Formation professionnelle - Jean-Paul Denanot : "On ne va pas mettre des barbelés entre les régions"
"Le rapport Guégot est complètement insupportable. 80% des mouvements se font en région et l'Etat envisage de recentraliser la formation professionnelle." Intervenant en clôture du Congrès de l'Association des régions de France (ARF) à Caen, vendredi, Jean-Paul Denanot, le président du conseil régional du Limousin et de la commission formation de l'ARF, s'en est violemment pris au rapport de la député de la Seine-Maritime publié la veille. Ce rapport propose notamment la création d'un ministère de la formation tout au long de la vie ainsi que d'un service public d'information sur la formation et l'orientation (Spifo) placé sous son autorité (voir encadré ci-dessous). Pour les régions, il s'agit de profiter de la réforme, qui doit déboucher sur un projet de loi en janvier prochain, pour revenir sur le mouvement de décentralisation engagé depuis vingt-cinq ans. Or les régions, qui revendiquent le pilotage de ce service public, préfèrent souligner les progrès accomplis depuis lors. Alain Rousset l'a martelé à plusieurs reprises lors de ces deux journées de congrès : "Le nombre de demandeurs d'emploi pris en charge par les régions a quintuplé entre 1983 et 2004. C'est deux fois plus que le nombre de chômeurs pris en charge par l'ensemble des financeurs." C'est ce que vient de montrer une étude du cabinet Mensia réalisée pour l'ARF. Autre sujet de satisfaction : la décentralisation des formations sanitaires et sociales "que la plupart des régions ont rendues gratuites". "Les régions ont investi de façon très responsable et mené un travail très approfondi d'analyse des besoins avec la création de vrais observatoires", a appuyé Emmanuel Verdier, directeur associé de Mensia conseil. Un sondage TNS Sofres réalisé pour l'occasion est venu abonder dans son sens : 70% des Français considèrent aujourd'hui que l'apprentissage est très utile, devant la formation (47%), mais ils sont à peine 35% à le penser pour les lycées et 23% pour les universités. C'est un renversement total de tendance depuis les années 1990.
PRDF prescriptifs
Alors que le montée du chômage se confirme (+2,4% fin octobre), avec des craintes particulièrement fortes dans l'industrie automobile, la question de la gestion prévisionnelle des compétences a été abondamment évoquée avec, en filigrane, le problème de la gouvernance de la formation. Qui doit piloter l'ensemble et coordonner les formations ? Tout le monde s'est accordé à reconnaître le niveau régional comme le plus adapté, d'abord parce qu'il permet de coller au plus près des bassins d'emploi et d'anticiper les besoins. "Il faut être autant dans le curatif que dans le préventif, cela ne va pas être facile ; mais il y a un accord pour dire que la région est le bon espace de la concertation des acteurs", a souligné Michel Quéré, le directeur du Céreq. Alain Even, président de l'ACESRF (association des CESR) a soulevé le problème de formation qui risque de se poser assez vite au sein des pôles de compétitivité, à mesure que les projets vont émerger : "C'est une question très importante à T+3, il ne faut surtout pas passer à côté."

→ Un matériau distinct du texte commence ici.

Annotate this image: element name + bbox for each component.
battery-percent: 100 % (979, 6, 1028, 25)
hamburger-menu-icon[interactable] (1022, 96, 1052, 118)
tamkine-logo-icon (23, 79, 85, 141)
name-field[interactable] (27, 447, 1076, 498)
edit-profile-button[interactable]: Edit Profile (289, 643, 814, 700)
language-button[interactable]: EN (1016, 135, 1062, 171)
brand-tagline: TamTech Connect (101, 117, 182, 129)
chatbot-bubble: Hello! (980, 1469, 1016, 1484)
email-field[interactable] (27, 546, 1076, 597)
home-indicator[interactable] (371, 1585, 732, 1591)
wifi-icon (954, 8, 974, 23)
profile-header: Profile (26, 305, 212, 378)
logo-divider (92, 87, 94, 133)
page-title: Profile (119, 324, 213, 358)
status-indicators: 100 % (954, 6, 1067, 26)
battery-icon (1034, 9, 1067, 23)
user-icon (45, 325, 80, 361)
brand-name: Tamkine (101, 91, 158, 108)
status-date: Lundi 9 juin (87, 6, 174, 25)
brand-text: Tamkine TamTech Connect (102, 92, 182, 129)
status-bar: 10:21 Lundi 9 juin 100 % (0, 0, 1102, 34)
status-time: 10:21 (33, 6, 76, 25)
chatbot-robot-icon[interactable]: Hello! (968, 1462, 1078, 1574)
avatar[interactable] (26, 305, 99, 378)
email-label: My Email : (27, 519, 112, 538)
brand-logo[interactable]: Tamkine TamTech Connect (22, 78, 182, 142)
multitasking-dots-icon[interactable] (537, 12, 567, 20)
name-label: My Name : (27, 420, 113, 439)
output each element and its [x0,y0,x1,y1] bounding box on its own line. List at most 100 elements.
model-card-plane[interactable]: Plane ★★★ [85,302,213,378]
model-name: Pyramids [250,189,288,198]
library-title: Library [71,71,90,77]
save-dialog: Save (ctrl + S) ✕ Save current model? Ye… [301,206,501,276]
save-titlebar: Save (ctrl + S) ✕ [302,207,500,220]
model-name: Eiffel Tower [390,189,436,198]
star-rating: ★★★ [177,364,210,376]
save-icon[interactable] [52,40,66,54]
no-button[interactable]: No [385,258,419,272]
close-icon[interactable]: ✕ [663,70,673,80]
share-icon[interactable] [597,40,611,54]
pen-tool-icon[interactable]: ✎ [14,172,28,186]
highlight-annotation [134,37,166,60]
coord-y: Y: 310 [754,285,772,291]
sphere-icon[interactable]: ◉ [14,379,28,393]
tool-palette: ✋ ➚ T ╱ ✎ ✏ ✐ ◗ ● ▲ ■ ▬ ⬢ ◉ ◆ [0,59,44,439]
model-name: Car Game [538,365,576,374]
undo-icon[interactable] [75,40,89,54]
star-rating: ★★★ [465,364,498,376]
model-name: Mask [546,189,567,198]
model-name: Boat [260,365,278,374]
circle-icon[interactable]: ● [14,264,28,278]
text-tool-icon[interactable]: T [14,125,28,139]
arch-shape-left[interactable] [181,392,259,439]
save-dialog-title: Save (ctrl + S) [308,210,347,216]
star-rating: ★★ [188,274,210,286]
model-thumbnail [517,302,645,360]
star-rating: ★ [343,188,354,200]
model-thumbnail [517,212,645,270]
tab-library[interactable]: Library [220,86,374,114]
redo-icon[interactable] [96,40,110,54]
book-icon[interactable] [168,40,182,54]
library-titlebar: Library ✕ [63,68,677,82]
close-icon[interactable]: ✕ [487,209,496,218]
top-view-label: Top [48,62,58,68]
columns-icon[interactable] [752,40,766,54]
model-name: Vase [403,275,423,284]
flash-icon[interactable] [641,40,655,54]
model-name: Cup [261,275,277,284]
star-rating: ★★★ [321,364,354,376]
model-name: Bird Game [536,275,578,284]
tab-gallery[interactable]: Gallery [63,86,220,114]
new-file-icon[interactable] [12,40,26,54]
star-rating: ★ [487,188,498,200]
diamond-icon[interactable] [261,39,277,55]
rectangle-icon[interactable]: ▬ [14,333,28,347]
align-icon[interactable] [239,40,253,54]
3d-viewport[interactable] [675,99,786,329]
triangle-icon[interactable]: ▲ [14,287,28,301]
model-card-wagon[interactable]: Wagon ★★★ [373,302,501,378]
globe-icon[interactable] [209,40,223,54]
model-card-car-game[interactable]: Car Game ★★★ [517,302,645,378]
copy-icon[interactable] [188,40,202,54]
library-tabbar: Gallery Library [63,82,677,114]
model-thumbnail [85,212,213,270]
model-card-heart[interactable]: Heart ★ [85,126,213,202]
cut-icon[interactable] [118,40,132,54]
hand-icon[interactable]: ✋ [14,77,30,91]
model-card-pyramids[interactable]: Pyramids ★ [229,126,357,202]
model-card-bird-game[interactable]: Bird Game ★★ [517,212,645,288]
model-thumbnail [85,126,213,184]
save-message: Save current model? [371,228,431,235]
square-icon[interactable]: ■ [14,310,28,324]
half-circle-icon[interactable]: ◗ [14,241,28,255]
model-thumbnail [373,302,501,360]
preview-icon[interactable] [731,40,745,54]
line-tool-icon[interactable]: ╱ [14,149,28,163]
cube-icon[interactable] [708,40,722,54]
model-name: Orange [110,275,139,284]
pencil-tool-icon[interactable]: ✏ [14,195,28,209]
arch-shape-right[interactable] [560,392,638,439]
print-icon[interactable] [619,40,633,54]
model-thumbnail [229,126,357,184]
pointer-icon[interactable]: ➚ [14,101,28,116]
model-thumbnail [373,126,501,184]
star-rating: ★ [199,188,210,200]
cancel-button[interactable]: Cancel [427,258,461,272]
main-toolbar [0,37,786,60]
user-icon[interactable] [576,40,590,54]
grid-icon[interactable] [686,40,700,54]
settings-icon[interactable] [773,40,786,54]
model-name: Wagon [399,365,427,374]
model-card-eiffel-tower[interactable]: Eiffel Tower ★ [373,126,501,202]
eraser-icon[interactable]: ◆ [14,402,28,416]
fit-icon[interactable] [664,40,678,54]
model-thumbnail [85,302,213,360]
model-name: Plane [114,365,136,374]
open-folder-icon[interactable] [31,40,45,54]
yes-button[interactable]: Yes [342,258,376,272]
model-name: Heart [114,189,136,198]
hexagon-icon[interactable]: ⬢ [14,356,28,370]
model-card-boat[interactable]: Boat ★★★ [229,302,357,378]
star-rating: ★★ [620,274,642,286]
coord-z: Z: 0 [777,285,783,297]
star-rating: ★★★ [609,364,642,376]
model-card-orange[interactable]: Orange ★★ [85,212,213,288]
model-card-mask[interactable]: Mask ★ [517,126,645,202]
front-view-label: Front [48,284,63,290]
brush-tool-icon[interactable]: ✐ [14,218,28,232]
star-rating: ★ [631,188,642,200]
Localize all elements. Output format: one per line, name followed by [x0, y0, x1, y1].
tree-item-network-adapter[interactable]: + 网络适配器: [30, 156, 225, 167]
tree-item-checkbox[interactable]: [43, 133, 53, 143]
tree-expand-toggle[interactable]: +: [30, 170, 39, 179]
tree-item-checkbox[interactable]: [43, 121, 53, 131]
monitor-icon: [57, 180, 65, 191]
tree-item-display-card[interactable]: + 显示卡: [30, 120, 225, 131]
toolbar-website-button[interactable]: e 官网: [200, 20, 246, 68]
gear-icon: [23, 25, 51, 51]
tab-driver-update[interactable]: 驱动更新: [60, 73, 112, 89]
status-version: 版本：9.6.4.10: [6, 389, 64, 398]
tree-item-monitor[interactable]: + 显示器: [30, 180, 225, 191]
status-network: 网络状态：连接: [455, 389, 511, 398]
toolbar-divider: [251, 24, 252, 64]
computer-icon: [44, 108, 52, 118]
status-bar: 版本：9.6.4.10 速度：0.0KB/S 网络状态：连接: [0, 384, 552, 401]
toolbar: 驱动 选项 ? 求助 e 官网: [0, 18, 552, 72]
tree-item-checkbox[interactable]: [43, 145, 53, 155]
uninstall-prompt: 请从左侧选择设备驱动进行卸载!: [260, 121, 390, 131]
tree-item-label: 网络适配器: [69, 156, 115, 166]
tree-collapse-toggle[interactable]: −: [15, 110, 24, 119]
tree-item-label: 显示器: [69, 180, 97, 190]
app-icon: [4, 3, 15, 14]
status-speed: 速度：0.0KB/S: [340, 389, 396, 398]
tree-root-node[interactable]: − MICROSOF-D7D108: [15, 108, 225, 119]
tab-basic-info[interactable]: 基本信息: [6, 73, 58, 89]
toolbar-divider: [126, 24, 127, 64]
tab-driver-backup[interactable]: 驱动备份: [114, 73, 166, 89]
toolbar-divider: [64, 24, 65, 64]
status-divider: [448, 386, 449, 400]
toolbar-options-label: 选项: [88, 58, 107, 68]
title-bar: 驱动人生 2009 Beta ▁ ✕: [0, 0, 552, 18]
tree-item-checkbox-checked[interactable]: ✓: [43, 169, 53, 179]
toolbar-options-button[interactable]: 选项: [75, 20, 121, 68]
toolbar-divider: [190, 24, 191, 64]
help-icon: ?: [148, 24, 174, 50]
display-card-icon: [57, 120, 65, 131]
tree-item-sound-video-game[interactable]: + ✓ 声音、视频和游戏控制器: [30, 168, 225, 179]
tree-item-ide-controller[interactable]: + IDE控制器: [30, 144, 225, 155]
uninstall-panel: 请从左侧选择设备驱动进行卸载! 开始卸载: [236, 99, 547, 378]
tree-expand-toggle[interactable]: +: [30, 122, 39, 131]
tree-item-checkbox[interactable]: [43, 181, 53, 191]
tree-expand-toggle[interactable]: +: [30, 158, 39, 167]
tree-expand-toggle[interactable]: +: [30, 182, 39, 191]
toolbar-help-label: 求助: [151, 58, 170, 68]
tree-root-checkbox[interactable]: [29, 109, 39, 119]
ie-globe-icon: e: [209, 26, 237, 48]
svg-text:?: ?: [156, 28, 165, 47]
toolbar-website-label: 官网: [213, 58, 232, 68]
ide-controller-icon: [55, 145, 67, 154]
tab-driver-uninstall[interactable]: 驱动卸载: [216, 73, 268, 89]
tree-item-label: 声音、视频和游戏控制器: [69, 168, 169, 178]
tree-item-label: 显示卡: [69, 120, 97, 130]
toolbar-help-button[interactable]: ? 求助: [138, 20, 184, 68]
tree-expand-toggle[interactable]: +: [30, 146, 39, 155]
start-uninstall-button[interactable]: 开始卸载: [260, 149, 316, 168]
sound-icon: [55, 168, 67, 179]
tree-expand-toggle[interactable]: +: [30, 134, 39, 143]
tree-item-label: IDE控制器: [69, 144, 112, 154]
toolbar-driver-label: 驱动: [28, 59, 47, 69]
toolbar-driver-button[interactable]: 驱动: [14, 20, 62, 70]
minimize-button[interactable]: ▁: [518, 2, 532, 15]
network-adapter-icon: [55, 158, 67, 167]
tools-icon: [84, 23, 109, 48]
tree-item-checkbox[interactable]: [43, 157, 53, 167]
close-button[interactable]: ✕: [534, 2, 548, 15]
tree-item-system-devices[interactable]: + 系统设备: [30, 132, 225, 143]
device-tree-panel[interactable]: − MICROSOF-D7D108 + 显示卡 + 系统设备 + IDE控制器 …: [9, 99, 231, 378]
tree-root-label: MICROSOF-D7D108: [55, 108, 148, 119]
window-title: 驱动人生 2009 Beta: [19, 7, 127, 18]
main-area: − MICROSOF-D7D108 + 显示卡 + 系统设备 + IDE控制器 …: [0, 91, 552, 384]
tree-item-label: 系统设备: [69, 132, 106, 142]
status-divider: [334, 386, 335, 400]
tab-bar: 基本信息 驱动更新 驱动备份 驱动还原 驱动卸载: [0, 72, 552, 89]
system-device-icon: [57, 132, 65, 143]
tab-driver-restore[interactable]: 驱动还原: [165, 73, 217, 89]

Reste que les acteurs locaux n'ont pas toujours de prise sur les décisions des grands comptes. Et la mise en place d'un observatoire n'est pas le remède aux dégraissages imposés par des sièges parfois situés à l'autre bout du monde. "Les centres de décision économique ne sont pas toujours dans la région", a ainsi nuancé Laurence Laigo, la secrétaire nationale de la CFDT.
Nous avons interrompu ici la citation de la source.